Bottom Line: Further inhibition of ADP-mediated effects was achieved with MRS2179.GPIIb/IIIa activation induced by hypothermic ECC was inhibited using TGX-221 alone or in combination with P(2)Y blockers (p<0.05), while no effect of hypothermic ECC or antiplatelet agents on GPIIb/IIIa and GPIbα expression and von Willebrand factor binding was observed.This novel finding warrants further studies and the development of suitable pharmacological agents to decrease ECC- and hypothermia-associated complications in clinical applications.

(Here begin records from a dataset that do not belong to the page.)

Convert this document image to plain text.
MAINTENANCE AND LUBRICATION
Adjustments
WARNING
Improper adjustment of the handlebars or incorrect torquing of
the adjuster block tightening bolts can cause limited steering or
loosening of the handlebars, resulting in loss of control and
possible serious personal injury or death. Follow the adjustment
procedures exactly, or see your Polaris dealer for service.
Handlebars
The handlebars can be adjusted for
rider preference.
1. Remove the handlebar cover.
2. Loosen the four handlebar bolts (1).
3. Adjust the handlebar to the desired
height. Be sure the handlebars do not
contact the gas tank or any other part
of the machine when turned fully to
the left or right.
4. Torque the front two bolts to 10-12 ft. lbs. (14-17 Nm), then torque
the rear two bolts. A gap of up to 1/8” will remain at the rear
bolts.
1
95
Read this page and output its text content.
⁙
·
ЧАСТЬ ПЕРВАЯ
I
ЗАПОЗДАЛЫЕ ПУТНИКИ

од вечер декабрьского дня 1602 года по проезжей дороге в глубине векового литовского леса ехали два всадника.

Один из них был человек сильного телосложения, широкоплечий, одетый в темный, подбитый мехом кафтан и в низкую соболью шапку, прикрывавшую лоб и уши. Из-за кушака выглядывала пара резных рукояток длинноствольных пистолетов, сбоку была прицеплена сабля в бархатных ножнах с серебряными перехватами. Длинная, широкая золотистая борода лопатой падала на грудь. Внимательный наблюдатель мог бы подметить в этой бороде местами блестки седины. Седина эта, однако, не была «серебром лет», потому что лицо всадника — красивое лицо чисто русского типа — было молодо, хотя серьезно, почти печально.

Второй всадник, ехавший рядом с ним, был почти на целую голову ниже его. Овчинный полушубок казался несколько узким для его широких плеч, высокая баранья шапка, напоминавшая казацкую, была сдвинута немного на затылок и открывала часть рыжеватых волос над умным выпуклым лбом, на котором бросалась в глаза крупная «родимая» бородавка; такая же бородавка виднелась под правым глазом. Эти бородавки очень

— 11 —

View Article: PubMed Central - PubMed

Affiliation: Department of Anesthesiology and Intensive Care Medicine, University of Tübingen, Tübingen, Germany. krajewski@thg-lab.de

ABSTRACT
Extracorporeal circulation (ECC) and hypothermia are used to maintain stable circulatory parameters and improve the ischemia tolerance of patients in cardiac surgery. However, ECC and hypothermia induce activation mechanisms in platelets and leukocytes, which are mediated by the platelet agonist ADP and the phosphoinositide-3-kinase (PI3K) p110β. Under clinical conditions these processes are associated with life-threatening complications including thromboembolism and inflammation. This study analyzes effects of ADP receptor P(2)Y(12) and P(2)Y(1) blockade and PI3K p110β inhibition on platelets and granulocytes during hypothermic ECC. Human blood was treated with the P(2)Y(12) antagonist 2-MeSAMP, the P(2)Y(1) antagonist MRS2179, the PI3K p110β inhibitor TGX-221, combinations thereof, or PBS and propylene glycol (controls). Under static in vitro conditions a concentration-dependent effect regarding the inhibition of ADP-induced platelet activation was found using 2-MeSAMP or TGX-221. Further inhibition of ADP-mediated effects was achieved with MRS2179. Next, blood was circulated in an ex vivo ECC model at 28°C for 30 minutes and various platelet and granulocyte markers were investigated using flow cytometry, ELISA and platelet count analysis. GPIIb/IIIa activation induced by hypothermic ECC was inhibited using TGX-221 alone or in combination with P(2)Y blockers (p<0.05), while no effect of hypothermic ECC or antiplatelet agents on GPIIb/IIIa and GPIbα expression and von Willebrand factor binding was observed. Sole P(2)Y and PI3K blockade or a combination thereof inhibited P-selectin expression on platelets and platelet-derived microparticles during hypothermic ECC (p<0.05). P(2)Y blockade alone or combined with TGX-221 prevented ECC-induced platelet-granulocyte aggregate formation (p<0.05). Platelet adhesion to the ECC surface, platelet loss and Mac-1 expression on granulocytes were inhibited by combined P(2)Y and PI3K blockade (p<0.05). Combined blockade of P(2)Y(12), P(2)Y(1) and PI3K p110β completely inhibits hypothermic ECC-induced activation processes. This novel finding warrants further studies and the development of suitable pharmacological agents to decrease ECC- and hypothermia-associated complications in clinical applications.